See the Pov-Ray documentation for more details about how to run the rendering program. The PHENIX.pov file includes the generated Pov-Ray file from the previous step. You will see the resulting display, which will be saved to disk in the format specified in your Pov-Ray initialization file.

This section will describe the details of the implementation of the visualization of the hits and tracks for both the simulation and the data.

Although this package may have some uses as a tracking debugging tool, it is limited by the fact that several steps by the user are necessary to produce a picture, and the turn-around time is not immediate from data taking to the picture. That is, this package is not directly interactive. It is best used when you have a real cool event and you know where you would like to place the camera for visualization, and then letting it take the snapshot for distribution.

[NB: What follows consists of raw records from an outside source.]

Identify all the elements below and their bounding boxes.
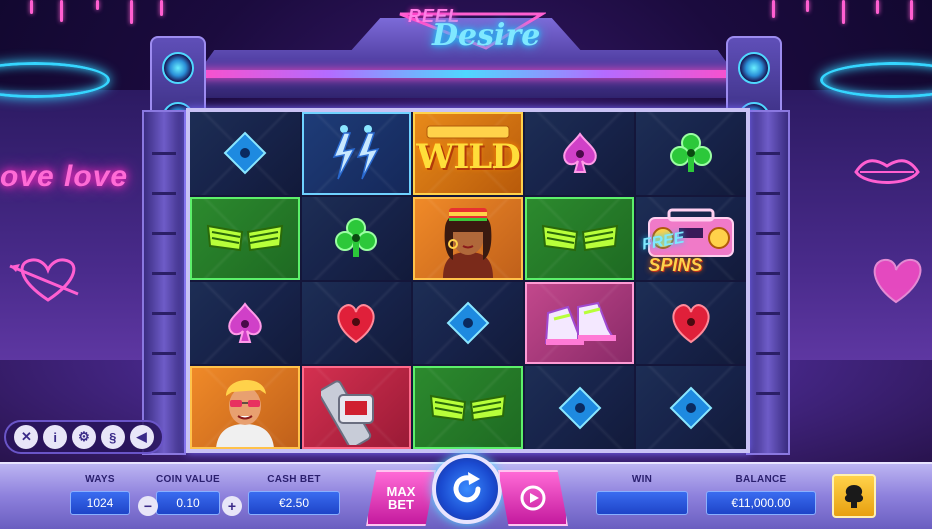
spin-arrow-icon	[453, 472, 481, 503]
heart-icon	[672, 303, 710, 344]
diamond-icon	[446, 301, 490, 345]
max-bet-button[interactable]: MAX BET	[366, 470, 436, 526]
speaker-cone-icon	[162, 52, 194, 84]
side-menu: ✕ i ⚙ § ◀	[4, 420, 164, 454]
woman-portrait-icon	[443, 208, 493, 278]
reel-cell-club	[301, 196, 412, 280]
reel-cell-spade	[524, 112, 635, 195]
win-panel: WIN	[596, 474, 688, 524]
win-label: WIN	[631, 474, 653, 485]
cash-bet-panel: CASH BET €2.50	[248, 474, 340, 524]
wild-label: WILD	[416, 137, 520, 178]
ways-label: WAYS	[85, 474, 115, 485]
shutter-glasses-icon	[429, 394, 507, 421]
cash-bet-label: CASH BET	[267, 474, 321, 485]
man-portrait-icon	[215, 379, 274, 448]
lightning-earrings-icon	[333, 125, 380, 180]
reel-cell-glasses	[524, 196, 635, 280]
neon-hearts-icon	[873, 258, 922, 304]
coin-value-panel: COIN VALUE 0.10	[156, 474, 220, 524]
neon-love-sign: ove love	[0, 160, 129, 193]
max-bet-label-line2: BET	[387, 497, 414, 512]
reel-grid: WILD FREE SPINS	[190, 112, 746, 449]
close-button[interactable]: ✕	[14, 425, 39, 449]
reel-cell-diamond	[190, 112, 300, 195]
diamond-icon	[669, 386, 713, 430]
reel-cell-man-portrait	[190, 366, 300, 449]
neon-lips-icon	[854, 159, 920, 184]
spin-button[interactable]	[432, 454, 502, 524]
reel-cell-spade	[190, 281, 300, 365]
sneakers-icon	[544, 301, 616, 345]
free-spins-label-spins: SPINS	[648, 254, 703, 275]
win-value	[596, 491, 688, 515]
logo-desire-text: Desire	[432, 18, 541, 53]
reel-cell-watch	[301, 366, 412, 449]
reel-cell-heart	[301, 281, 412, 365]
reel-cell-woman-portrait	[413, 196, 523, 280]
cabinet-light-strip	[190, 70, 742, 78]
game-logo: REEL Desire	[396, 4, 556, 60]
balance-value: €11,000.00	[706, 491, 816, 515]
cash-bet-value: €2.50	[248, 491, 340, 515]
diamond-icon	[223, 131, 267, 175]
reel-cell-glasses	[190, 196, 300, 280]
reel-cell-diamond	[524, 366, 635, 449]
club-icon	[335, 218, 378, 258]
provider-tree-icon	[844, 485, 864, 508]
reel-cell-sneakers	[524, 281, 635, 365]
diamond-icon	[558, 386, 602, 430]
pillar-left	[142, 110, 186, 455]
neon-heart-arrow-icon	[9, 258, 79, 302]
autoplay-icon	[520, 485, 546, 511]
reel-cell-earrings	[301, 112, 412, 195]
rules-button[interactable]: §	[100, 425, 125, 449]
ways-value: 1024	[70, 491, 130, 515]
info-button[interactable]: i	[43, 425, 68, 449]
speaker-cone-icon	[738, 52, 770, 84]
spade-icon	[228, 302, 262, 343]
heart-icon	[337, 303, 376, 344]
reel-cell-diamond	[413, 281, 523, 365]
reel-cell-glasses	[413, 366, 523, 449]
provider-logo	[832, 474, 876, 518]
coin-value-display: 0.10	[156, 491, 220, 515]
shutter-glasses-icon	[541, 224, 618, 252]
autoplay-button[interactable]	[498, 470, 568, 526]
coin-decrease-button[interactable]: −	[138, 496, 158, 516]
reel-cell-wild: WILD	[413, 112, 523, 195]
club-icon	[670, 133, 713, 173]
balance-label: BALANCE	[735, 474, 787, 485]
spade-icon	[562, 132, 597, 174]
reel-cell-club	[636, 112, 746, 195]
reel-cell-free-spins: FREE SPINS	[636, 196, 746, 280]
coin-value-label: COIN VALUE	[156, 474, 220, 485]
shutter-glasses-icon	[206, 224, 283, 252]
reel-cell-heart	[636, 281, 746, 365]
pillar-right	[746, 110, 790, 455]
digital-watch-icon	[321, 380, 375, 445]
settings-button[interactable]: ⚙	[71, 425, 96, 449]
ways-panel: WAYS 1024	[70, 474, 130, 524]
sound-button[interactable]: ◀	[129, 425, 154, 449]
reel-cell-diamond	[636, 366, 746, 449]
balance-panel: BALANCE €11,000.00	[706, 474, 816, 524]
coin-increase-button[interactable]: +	[222, 496, 242, 516]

At the time of the writing of this Note, the package is supported for v03 DSTs and PISA99 GEANT files running within ROOT version 2.23 using the pro.6 libraries. For reference, the package in this configuration will analyze files used for analyses leading up to production of the QM2001 Proceedings. See the web documentation for the current support status of this package.

For visualization of simulated (GEANT) data, only the GEANT hits and tracks information is used. For each detector, the 3-dimensional Cartesian coordinates of each recorded GEANT hit are used in the display. Activation of the hits display for a given detector is handled through the user-controlled data members of the simPOV class, which can be set within the ROOT macro. Hit associations into tracks are facilitated by using the utilities in the cge (Central Arm Global Evaluations) package. Documentation on cge can be found in PHENIX Technical Note 384 and on the web at the URL http://www.phenix.bnl.gov/WWW/software/luxor/cge/package/index.html. The cge utilities return GEANT hit-to-track relation information, which is then written to the output Pov-Ray hits file upon user request. Figure 2 shows a P.O.V. display from a central HIJING Au+Au PISA99 ROOT file in the Run 2000 detector configuration with no magnetic field with dch+pc1+pc2+pc3 associated GEANT tracks shown.

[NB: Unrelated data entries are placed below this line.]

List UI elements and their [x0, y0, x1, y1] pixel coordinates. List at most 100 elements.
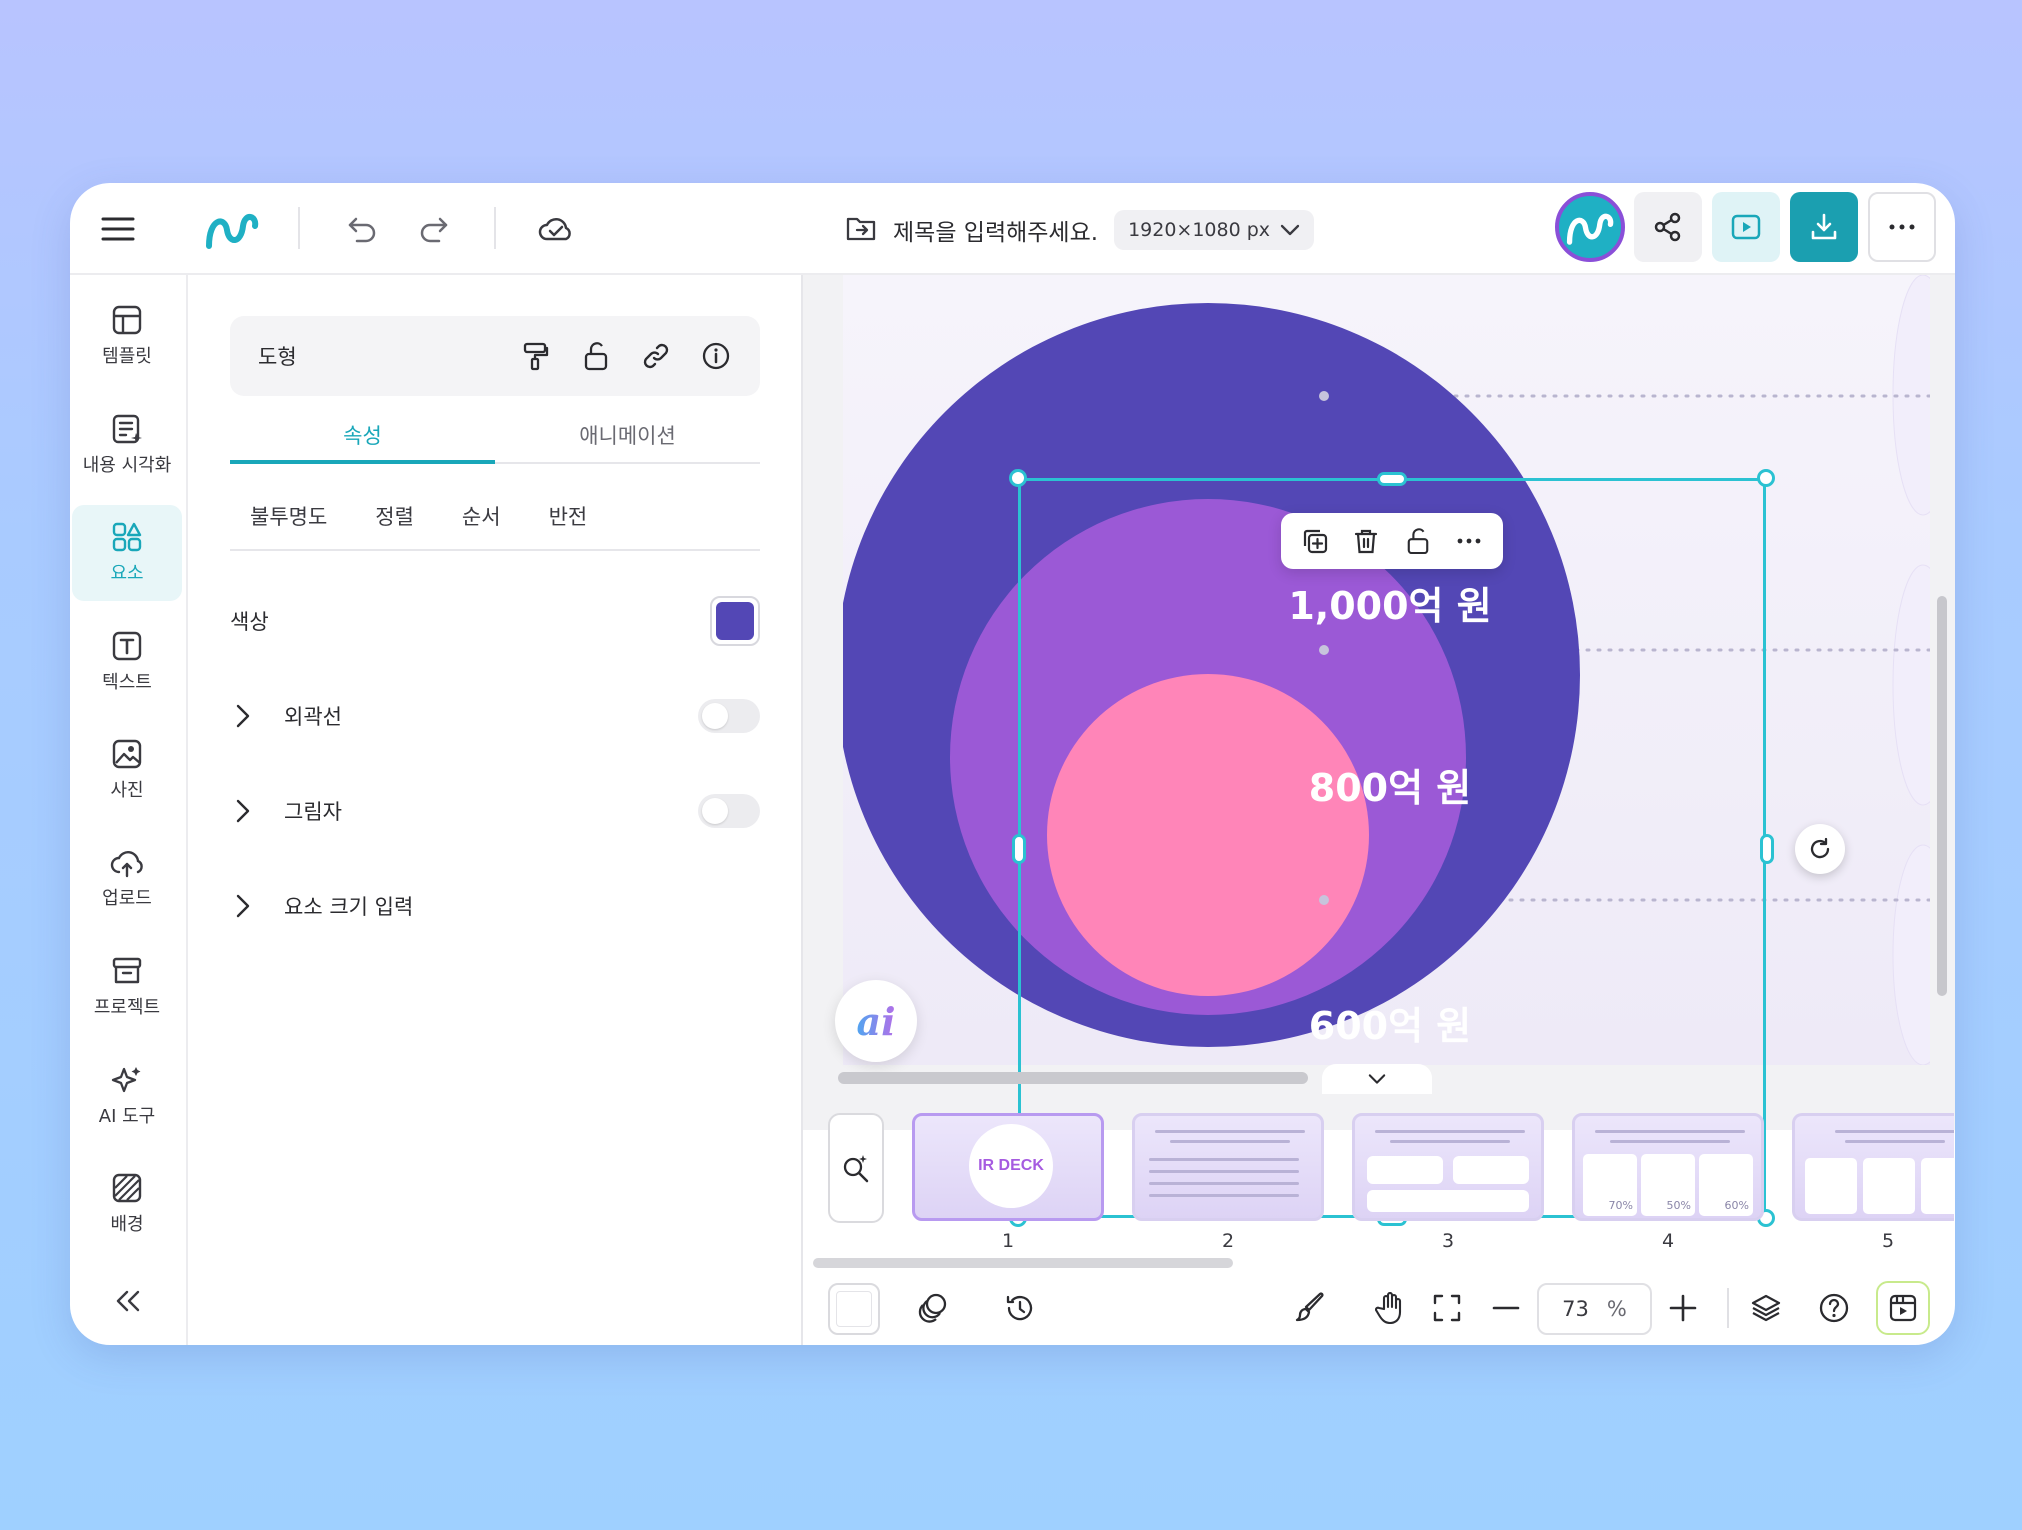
rail-item-visualize[interactable]: 내용 시각화 — [72, 397, 182, 493]
rail-item-ai-tools[interactable]: AI 도구 — [72, 1048, 182, 1144]
outline-toggle[interactable] — [698, 699, 760, 733]
slide-number: 2 — [1221, 1230, 1235, 1252]
slideshow-view-button[interactable] — [1876, 1281, 1930, 1335]
present-button[interactable] — [1712, 192, 1780, 262]
cloud-saved-icon[interactable] — [532, 205, 580, 253]
rail-item-photo[interactable]: 사진 — [72, 722, 182, 818]
rail-label: 사진 — [110, 780, 144, 801]
color-row: 색상 — [230, 593, 760, 649]
slide-number: 3 — [1441, 1230, 1455, 1252]
undo-icon[interactable] — [338, 205, 386, 253]
left-rail: 템플릿 내용 시각화 요소 텍스트 사진 업로드 프로젝트 AI 도구 배경 — [70, 275, 188, 1345]
folder-move-icon[interactable] — [845, 214, 877, 246]
thumb-4-value-3: 60% — [1724, 1199, 1749, 1212]
brush-icon[interactable] — [1288, 1285, 1334, 1331]
page-color-button[interactable] — [828, 1283, 880, 1335]
history-icon[interactable] — [997, 1285, 1043, 1331]
outline-row[interactable]: 외곽선 — [230, 688, 760, 744]
duplicate-icon[interactable] — [1297, 523, 1333, 559]
properties-panel: 도형 속성 애니메이션 불투명도 정렬 순서 반전 색상 외곽선 그림자 요소 … — [188, 275, 803, 1345]
help-icon[interactable] — [1811, 1285, 1857, 1331]
slide-thumb-3[interactable] — [1352, 1113, 1544, 1221]
elements-icon — [112, 522, 142, 552]
upload-icon — [110, 851, 143, 878]
chevron-right-icon — [236, 704, 266, 728]
zoom-out-icon[interactable] — [1483, 1285, 1529, 1331]
shadow-toggle[interactable] — [698, 794, 760, 828]
info-icon[interactable] — [700, 340, 732, 372]
subtab-opacity[interactable]: 불투명도 — [250, 495, 327, 549]
slide-thumb-5[interactable] — [1792, 1113, 1954, 1221]
layers-icon[interactable] — [1743, 1285, 1789, 1331]
play-icon — [1731, 214, 1761, 240]
trash-icon[interactable] — [1348, 523, 1384, 559]
subtab-order[interactable]: 순서 — [462, 495, 501, 549]
resize-handle-e[interactable] — [1760, 834, 1774, 864]
thumb-4-value-2: 50% — [1666, 1199, 1691, 1212]
share-button[interactable] — [1634, 192, 1702, 262]
tab-properties[interactable]: 속성 — [230, 412, 495, 464]
tab-animation[interactable]: 애니메이션 — [495, 412, 760, 462]
paint-roller-icon[interactable] — [520, 340, 552, 372]
fit-screen-icon[interactable] — [1424, 1285, 1470, 1331]
subtab-flip[interactable]: 반전 — [549, 495, 588, 549]
resize-handle-ne[interactable] — [1757, 469, 1775, 487]
text-icon — [112, 631, 142, 661]
panel-tabs: 속성 애니메이션 — [230, 412, 760, 464]
resize-handle-n[interactable] — [1377, 472, 1407, 486]
redo-icon[interactable] — [410, 205, 458, 253]
slide-number: 5 — [1881, 1230, 1895, 1252]
canvas-size-label: 1920×1080 px — [1128, 219, 1271, 241]
link-icon[interactable] — [640, 340, 672, 372]
rail-label: 프로젝트 — [93, 997, 161, 1018]
canvas-horizontal-scrollbar[interactable] — [838, 1072, 1308, 1084]
rotate-handle[interactable] — [1795, 824, 1845, 874]
size-input-row[interactable]: 요소 크기 입력 — [230, 878, 760, 934]
canvas-vertical-scrollbar[interactable] — [1937, 596, 1947, 996]
avatar[interactable] — [1555, 192, 1625, 262]
resize-handle-nw[interactable] — [1009, 469, 1027, 487]
panel-header-label: 도형 — [258, 345, 297, 369]
download-icon — [1811, 213, 1837, 240]
slide-thumb-1[interactable]: IR DECK — [912, 1113, 1104, 1221]
resize-handle-w[interactable] — [1012, 834, 1026, 864]
download-button[interactable] — [1790, 192, 1858, 262]
hand-icon[interactable] — [1367, 1285, 1413, 1331]
color-swatch[interactable] — [710, 596, 760, 646]
zoom-in-icon[interactable] — [1660, 1285, 1706, 1331]
rail-item-template[interactable]: 템플릿 — [72, 288, 182, 384]
rail-item-upload[interactable]: 업로드 — [72, 831, 182, 927]
slide-number: 4 — [1661, 1230, 1675, 1252]
rail-label: 텍스트 — [102, 672, 152, 693]
document-title[interactable]: 제목을 입력해주세요. — [893, 213, 1098, 247]
slide-thumb-2[interactable] — [1132, 1113, 1324, 1221]
collapse-panel-button[interactable] — [106, 1279, 150, 1323]
rail-item-text[interactable]: 텍스트 — [72, 614, 182, 710]
visualize-icon — [112, 414, 142, 444]
unlock-icon[interactable] — [580, 340, 612, 372]
rail-item-background[interactable]: 배경 — [72, 1156, 182, 1252]
logo-icon[interactable] — [202, 205, 262, 253]
collapse-slides-button[interactable] — [1322, 1064, 1432, 1094]
canvas-size-dropdown[interactable]: 1920×1080 px — [1114, 210, 1315, 250]
more-options-button[interactable] — [1868, 192, 1936, 262]
more-dots-icon[interactable] — [1451, 523, 1487, 559]
slide-search-button[interactable] — [828, 1113, 884, 1223]
subtab-align[interactable]: 정렬 — [375, 495, 414, 549]
slide-number: 1 — [1001, 1230, 1015, 1252]
ai-assistant-button[interactable]: ai — [835, 980, 917, 1062]
zoom-input[interactable]: 73 % — [1537, 1283, 1652, 1335]
shadow-row[interactable]: 그림자 — [230, 783, 760, 839]
slide-thumb-4[interactable]: 70% 50% 60% — [1572, 1113, 1764, 1221]
more-dots-icon — [1889, 224, 1915, 230]
size-input-label: 요소 크기 입력 — [284, 895, 414, 919]
rail-item-elements[interactable]: 요소 — [72, 505, 182, 601]
menu-icon[interactable] — [94, 205, 142, 253]
double-chevron-left-icon — [116, 1290, 140, 1312]
overlap-icon[interactable] — [910, 1285, 956, 1331]
unlock-icon[interactable] — [1400, 523, 1436, 559]
rail-item-project[interactable]: 프로젝트 — [72, 939, 182, 1035]
rail-label: 배경 — [110, 1214, 144, 1235]
thumb-4-value-1: 70% — [1608, 1199, 1633, 1212]
slides-horizontal-scrollbar[interactable] — [813, 1258, 1233, 1268]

For visualization of analyzed DST data, the situation is complicated by the fact that the drift chamber and the time expansion chamber (TEC) both are projective detectors and provide only 2-dimensional information for their recorded hits. For drift chamber hits, it is assumed that the z information for that hit can be estimated by the drift chamber reconstruction. So, if the z information for a drift chamber hit is not available, P.O.V. will not plot it, nor will it attempt to estimate it. The same applies to drift chamber tracks. If the drift chamber track does not contain z information, it is not plotted. For TEC tracks, the PC3 reconstructed clusters are queried and the TEC tracks are assigned the z-coordinate of the closest PC3 cluster to the TEC track in phi. The PC3 cluster z-coordinate must be consistent with the sign of the TEC track z coordinate to be used in the assignment. If a z-coordinate cannot be assigned, the TEC track is not plotted. It is planned to install a query to the reconstructed global tracks followed by an assignment of the TEC track z-coordinate from the projection estimate provided by the track model in the near future. For the remaining detectors, the 3-dimensional information is obtained directly from the DST quantities. For the calorimeters, an option is provided to represent reconstructed clusters as spikes proportional to their energy. There is also an option to draw straight line projections of the drift chamber tracks to the beam-line vertical plane. In the near future, an option will be added to plot the poly-line track model estimates. Figure 3 shows a P.O.V. visualizations from a DST reconstructed from data taken during Run 2000 with the magnetic field turned off.